COLUMN - Net voor de start van het World Economic Forum in Davos, waar dik honderd regeringsleiders en ruim duizend hoofden van internationale bedrijven de wereldeconomie bespreken, bracht Oxfam een rapport uit: het jaarlijkse overzicht hoe de verdeling van rijkdommen tussen landen en mensen zich ontwikkelt, zeg maar Oxfams kritische versie van The State of the World Union. Net als vorig jaar zijn de cijfers schokkend.
Afgelopen jaar kwamen er 165 miljardairs bij. Het vermogen van alle miljardairs ter wereld tezamen groeide met 12 procent, omgerekend liefst 2,5 miljard dollar per dag. Het totale bezit van de armste helft van de wereldbevolking daalde intussen 11 procent. Kort gezegd: de superrijken kregen er nog meer geld bij dan de allerarmsten verloren. Nog korter: de kloof tussen arm en rijk verdiept zich fors.
Terecht stelt Oxfam in zijn rapport, ‘Public Good or Private Wealth’, dat deze groeiende kloof tussen arm en rijk de strijd tegen armoede ondermijnt en zelfs vaak teniet doet. Deze almaar schever wordende verdeling schaadt werkelijk alle economieën en is wereldwijd een belangrijke motor voor publieke woede, maatschappelijke onrust en sociale wanhoop.

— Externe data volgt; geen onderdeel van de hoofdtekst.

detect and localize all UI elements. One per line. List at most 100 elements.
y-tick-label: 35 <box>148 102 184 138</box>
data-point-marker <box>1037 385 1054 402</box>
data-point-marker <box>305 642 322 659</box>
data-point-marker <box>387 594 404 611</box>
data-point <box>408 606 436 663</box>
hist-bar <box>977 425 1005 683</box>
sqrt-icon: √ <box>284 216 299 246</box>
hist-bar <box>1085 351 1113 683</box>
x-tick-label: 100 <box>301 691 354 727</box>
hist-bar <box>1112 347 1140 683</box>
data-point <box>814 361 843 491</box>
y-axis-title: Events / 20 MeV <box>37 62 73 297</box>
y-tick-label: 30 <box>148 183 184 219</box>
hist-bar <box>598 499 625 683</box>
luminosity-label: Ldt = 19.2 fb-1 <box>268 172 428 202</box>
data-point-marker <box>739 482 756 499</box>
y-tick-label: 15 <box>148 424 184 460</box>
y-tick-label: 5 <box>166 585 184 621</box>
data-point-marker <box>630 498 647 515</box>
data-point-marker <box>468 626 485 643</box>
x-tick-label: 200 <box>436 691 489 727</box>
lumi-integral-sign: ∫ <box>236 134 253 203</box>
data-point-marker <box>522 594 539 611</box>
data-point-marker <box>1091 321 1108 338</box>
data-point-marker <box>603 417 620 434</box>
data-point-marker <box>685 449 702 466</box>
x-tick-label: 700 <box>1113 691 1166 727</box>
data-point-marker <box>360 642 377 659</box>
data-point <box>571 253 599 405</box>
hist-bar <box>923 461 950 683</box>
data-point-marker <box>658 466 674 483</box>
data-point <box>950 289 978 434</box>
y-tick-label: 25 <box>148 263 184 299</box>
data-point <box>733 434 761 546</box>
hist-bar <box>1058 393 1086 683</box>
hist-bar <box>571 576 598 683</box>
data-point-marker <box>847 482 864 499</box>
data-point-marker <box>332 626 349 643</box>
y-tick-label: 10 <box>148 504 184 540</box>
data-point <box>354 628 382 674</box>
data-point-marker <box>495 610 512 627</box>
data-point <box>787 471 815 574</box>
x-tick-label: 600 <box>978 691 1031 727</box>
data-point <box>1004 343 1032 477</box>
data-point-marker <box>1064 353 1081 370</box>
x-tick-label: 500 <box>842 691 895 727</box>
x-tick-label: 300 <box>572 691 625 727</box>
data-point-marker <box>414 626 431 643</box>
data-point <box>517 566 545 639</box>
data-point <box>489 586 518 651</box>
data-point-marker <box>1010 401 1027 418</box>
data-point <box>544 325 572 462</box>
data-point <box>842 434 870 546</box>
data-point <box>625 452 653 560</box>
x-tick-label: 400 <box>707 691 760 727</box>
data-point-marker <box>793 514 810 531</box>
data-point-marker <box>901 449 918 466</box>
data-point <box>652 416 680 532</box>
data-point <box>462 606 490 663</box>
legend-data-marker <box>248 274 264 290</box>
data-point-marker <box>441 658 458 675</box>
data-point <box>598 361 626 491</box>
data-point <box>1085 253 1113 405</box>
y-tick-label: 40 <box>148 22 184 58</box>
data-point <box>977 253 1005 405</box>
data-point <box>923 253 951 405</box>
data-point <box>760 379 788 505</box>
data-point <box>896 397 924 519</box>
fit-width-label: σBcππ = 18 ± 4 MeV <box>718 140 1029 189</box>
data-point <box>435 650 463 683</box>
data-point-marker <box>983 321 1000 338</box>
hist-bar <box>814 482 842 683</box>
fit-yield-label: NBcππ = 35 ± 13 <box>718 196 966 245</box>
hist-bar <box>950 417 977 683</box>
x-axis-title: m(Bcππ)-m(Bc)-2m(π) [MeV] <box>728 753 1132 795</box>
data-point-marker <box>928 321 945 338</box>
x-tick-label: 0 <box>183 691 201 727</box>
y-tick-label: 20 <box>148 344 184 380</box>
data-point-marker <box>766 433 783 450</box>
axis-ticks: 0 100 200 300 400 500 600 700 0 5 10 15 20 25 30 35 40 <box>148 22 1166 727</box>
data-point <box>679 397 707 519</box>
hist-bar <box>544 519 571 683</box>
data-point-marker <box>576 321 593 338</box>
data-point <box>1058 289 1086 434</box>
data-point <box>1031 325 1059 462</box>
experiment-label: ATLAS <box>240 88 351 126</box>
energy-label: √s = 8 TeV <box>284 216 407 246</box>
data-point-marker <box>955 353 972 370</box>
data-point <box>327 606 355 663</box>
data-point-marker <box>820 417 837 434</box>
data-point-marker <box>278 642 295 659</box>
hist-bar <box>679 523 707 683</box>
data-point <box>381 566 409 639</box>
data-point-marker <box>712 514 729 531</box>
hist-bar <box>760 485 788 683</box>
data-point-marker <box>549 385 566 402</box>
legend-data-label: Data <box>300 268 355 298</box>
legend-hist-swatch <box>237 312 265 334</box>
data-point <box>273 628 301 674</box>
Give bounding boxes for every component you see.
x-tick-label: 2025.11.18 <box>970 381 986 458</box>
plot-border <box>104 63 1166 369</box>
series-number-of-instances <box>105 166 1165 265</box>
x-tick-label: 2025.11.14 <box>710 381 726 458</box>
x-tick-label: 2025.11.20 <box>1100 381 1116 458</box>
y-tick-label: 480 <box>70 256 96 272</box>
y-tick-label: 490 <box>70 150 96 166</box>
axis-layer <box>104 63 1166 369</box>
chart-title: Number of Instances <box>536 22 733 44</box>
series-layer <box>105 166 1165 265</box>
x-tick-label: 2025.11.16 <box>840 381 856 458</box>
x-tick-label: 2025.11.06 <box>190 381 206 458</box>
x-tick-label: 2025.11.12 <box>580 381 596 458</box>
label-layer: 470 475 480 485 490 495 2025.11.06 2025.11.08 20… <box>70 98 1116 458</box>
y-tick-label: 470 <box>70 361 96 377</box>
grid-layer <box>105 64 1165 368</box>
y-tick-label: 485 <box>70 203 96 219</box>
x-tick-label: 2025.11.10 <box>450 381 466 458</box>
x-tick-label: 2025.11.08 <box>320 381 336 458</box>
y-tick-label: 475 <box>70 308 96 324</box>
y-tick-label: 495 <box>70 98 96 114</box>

Want wat gebeurt er? De rijken – zowel individuen als multinationals – worden hoofdzakelijk rijker doordat ze, mede dankzij extensieve lobbies, door overheden worden ‘ontzien’ (want vestigingsklimaat! trickle down! die mensen hebben dat toch zelf verdiend!) en zodoende minder belasting hoeven te betalen. Voorts mijden en ontwijken ze belastingen dat het een aard heeft, plegen ze her en der belastingfraude (CumEx!), en weten ze, door met kapitaal te schuiven, overal gunstige regelingen te benutten. Het netto resultaat is dat bedrijven als Amazon, Shell en Apple amper belasting betalen.